Many real estate investors start out like I did with that first duplex before investing in single-family residences (SFRs) and then later trying to move into commercial deals.

At one point, I was well on my way to owning 100 houses, but that was before I changed my strategy.

What caused the shift was gaining experience working as a property manager while selling rentals almost exclusively to real estate investors in my network. Between eviction court, inspections, turnovers, and routine maintenance, I quickly realized how much time and how many headaches were involved, and I started to question my strategy.

                                                                                   Photo Credit:   Above the Law

                                                                                  Photo Credit: Above the Law

Commercial Real Estate & Financing

It wasn’t long after I purchased a 6-unit building with commercial financing that I realized some of the risks that I was taking on. I thought it would just be a normal transition into small apartment buildings. I figured, like many of my friends, that I could own more units, just under one roof and in one location.
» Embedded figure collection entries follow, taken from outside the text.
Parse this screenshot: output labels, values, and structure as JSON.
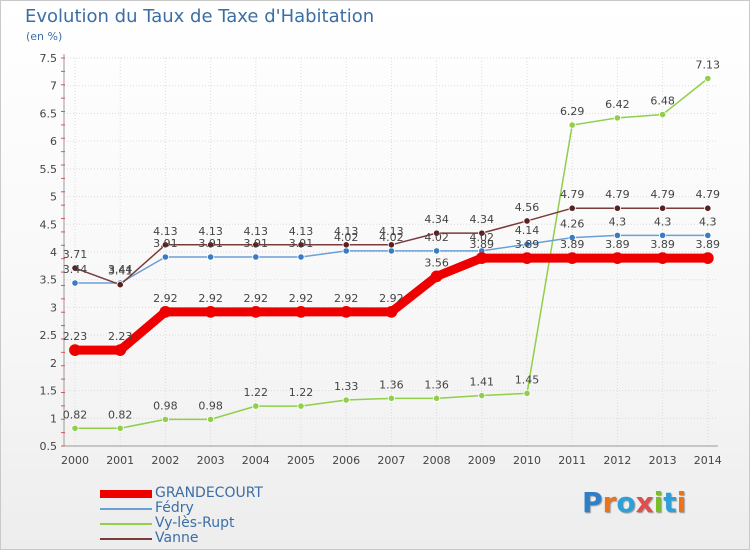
{
  "title": "Evolution du Taux de Taxe d'Habitation",
  "subtitle": "(en %)",
  "logo": {
    "text": "Proxiti",
    "letters": [
      {
        "ch": "P",
        "color": "#2f7fc8"
      },
      {
        "ch": "r",
        "color": "#e8741b"
      },
      {
        "ch": "o",
        "color": "#2f9fd8"
      },
      {
        "ch": "x",
        "color": "#e14d4d"
      },
      {
        "ch": "i",
        "color": "#7bbd2a"
      },
      {
        "ch": "t",
        "color": "#2f9fd8"
      },
      {
        "ch": "i",
        "color": "#e8741b"
      }
    ]
  },
  "chart_data": {
    "type": "line",
    "title": "Evolution du Taux de Taxe d'Habitation",
    "ylabel": "(en %)",
    "xlabel": "",
    "x": [
      "2000",
      "2001",
      "2002",
      "2003",
      "2004",
      "2005",
      "2006",
      "2007",
      "2008",
      "2009",
      "2010",
      "2011",
      "2012",
      "2013",
      "2014"
    ],
    "ylim": [
      0.5,
      7.5
    ],
    "yticks": [
      "0.5",
      "1",
      "1.5",
      "2",
      "2.5",
      "3",
      "3.5",
      "4",
      "4.5",
      "5",
      "5.5",
      "6",
      "6.5",
      "7",
      "7.5"
    ],
    "grid": true,
    "legend_position": "bottom-left",
    "series": [
      {
        "name": "Vy-lès-Rupt",
        "color": "#8fcf4a",
        "marker": "#8fcf4a",
        "width": 1.5,
        "values": [
          0.82,
          0.82,
          0.98,
          0.98,
          1.22,
          1.22,
          1.33,
          1.36,
          1.36,
          1.41,
          1.45,
          6.29,
          6.42,
          6.48,
          7.13
        ],
        "labels": [
          "0.82",
          "0.82",
          "0.98",
          "0.98",
          "1.22",
          "1.22",
          "1.33",
          "1.36",
          "1.36",
          "1.41",
          "1.45",
          "6.29",
          "6.42",
          "6.48",
          "7.13"
        ]
      },
      {
        "name": "Fédry",
        "color": "#6aa0d6",
        "marker": "#3a7cc4",
        "width": 1.5,
        "values": [
          3.44,
          3.44,
          3.91,
          3.91,
          3.91,
          3.91,
          4.02,
          4.02,
          4.02,
          4.02,
          4.14,
          4.26,
          4.3,
          4.3,
          4.3
        ],
        "labels": [
          "3.44",
          "3.44",
          "3.91",
          "3.91",
          "3.91",
          "3.91",
          "4.02",
          "4.02",
          "4.02",
          "4.02",
          "4.14",
          "4.26",
          "4.3",
          "4.3",
          "4.3"
        ]
      },
      {
        "name": "Vanne",
        "color": "#7a3b3b",
        "marker": "#5a2020",
        "width": 1.5,
        "values": [
          3.71,
          3.41,
          4.13,
          4.13,
          4.13,
          4.13,
          4.13,
          4.13,
          4.34,
          4.34,
          4.56,
          4.79,
          4.79,
          4.79,
          4.79
        ],
        "labels": [
          "3.71",
          "3.41",
          "4.13",
          "4.13",
          "4.13",
          "4.13",
          "4.13",
          "4.13",
          "4.34",
          "4.34",
          "4.56",
          "4.79",
          "4.79",
          "4.79",
          "4.79"
        ]
      },
      {
        "name": "GRANDECOURT",
        "color": "#ee0000",
        "marker": "#ee0000",
        "width": 9,
        "values": [
          2.23,
          2.23,
          2.92,
          2.92,
          2.92,
          2.92,
          2.92,
          2.92,
          3.56,
          3.89,
          3.89,
          3.89,
          3.89,
          3.89,
          3.89
        ],
        "labels": [
          "2.23",
          "2.23",
          "2.92",
          "2.92",
          "2.92",
          "2.92",
          "2.92",
          "2.92",
          "3.56",
          "3.89",
          "3.89",
          "3.89",
          "3.89",
          "3.89",
          "3.89"
        ]
      }
    ],
    "legend": [
      {
        "name": "GRANDECOURT",
        "color": "#ee0000",
        "thickness": 8
      },
      {
        "name": "Fédry",
        "color": "#6aa0d6",
        "thickness": 2
      },
      {
        "name": "Vy-lès-Rupt",
        "color": "#8fcf4a",
        "thickness": 2
      },
      {
        "name": "Vanne",
        "color": "#7a3b3b",
        "thickness": 2
      }
    ]
  }
}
Related: How to Use Commercial Real Estate to Add $1M to Your Net Worth in 5 Years

What could possibly go wrong? If one unit was empty, I had all the other units to help pay the mortgage, right?

Little did I know the impact of commercial financing and the fact that I didn’t have enough scale (or number of units) to justify on-site management and maintenance.

When utilizing commercial financing for apartments between 5 units and 70-100 units, the first thing you need to realize is even if you purchase the property in your LLC, the bank will usually want you to personally sign on the loan.

This one fact alone will open you up to a lot of risk exposure when you factor in the other, stricter terms of commercial loans, especially when compared to the more favorable terms you can get when buying SFRs, even in your own name. Plain and simple: You’ll get better loan terms with personally owned real estate, especially when it’s owner-occupied.

But with larger commercial deals that you’re personally signing on, there’s much more risk. Often, banks not only charge a higher rate and require more money down (thus lowering your overall yield) and commercial insurance (much more expensive), but they also recast these loans.

Recasting

Recasting basically means the bank can adjust the loan at a later point in time, usually after five or seven years (sometimes even 10 years), usually to lower their exposure to interest rate risk.

The bank may take a look at the borrower and the property again to see if they still qualify for the existing loan to be extended. If they do qualify, this typically means the property hasn’t dropped in value (potentially jeopardizing the bank’s equity position) and nothing has materially changed in a negative way to impact the borrower’s financial picture.

Once you exceed 70-100 units, banks usually won’t be sticklers about getting you to personally sign on the loan. These situations are much safer for the real estate investor in many ways. By not having to sign, there’s much less personal risk, especially with exposing any of your other assets.

On-Site vs. Third-Party Maintenance

Also, there’s enough scale with the number of units that you can start to justify on-site management and maintenance. You know how I know? I was a painting contractor who did multiple apartment complexes from 2 units to 600 units and everything in between. If you only had between 4 and 70 units, you pretty much had to bring in your entire maintenance team from outside. This can dramatically impact the bottom line, especially since apartments have much more common area maintenance and a higher turnover rate than SFRs.

Related: Case Study: How to Give Investors a 9% Cash-on-Cash Return in a Syndicated Apartment Deal

Syndications

The other advantage of these larger apartment complexes is that they’re often purchased with private equity or capital that’s raised through the use of a private placement memorandum (PPM). The PPM not only protects the investors in the deal, but it also protects the fundraiser in the event that things don’t work out. It’s almost like an insurance policy on the deal.

Personally, if I’m going into commercial investing such as apartments, I definitely want deals in excess of 100 units. Otherwise, I’ll just stick to my SFRs.

But, what about you? For those of you on BiggerPockets, what’s your experience with apartments between 5 and 70 units? Do bigger or smaller complexes work better for you, and why?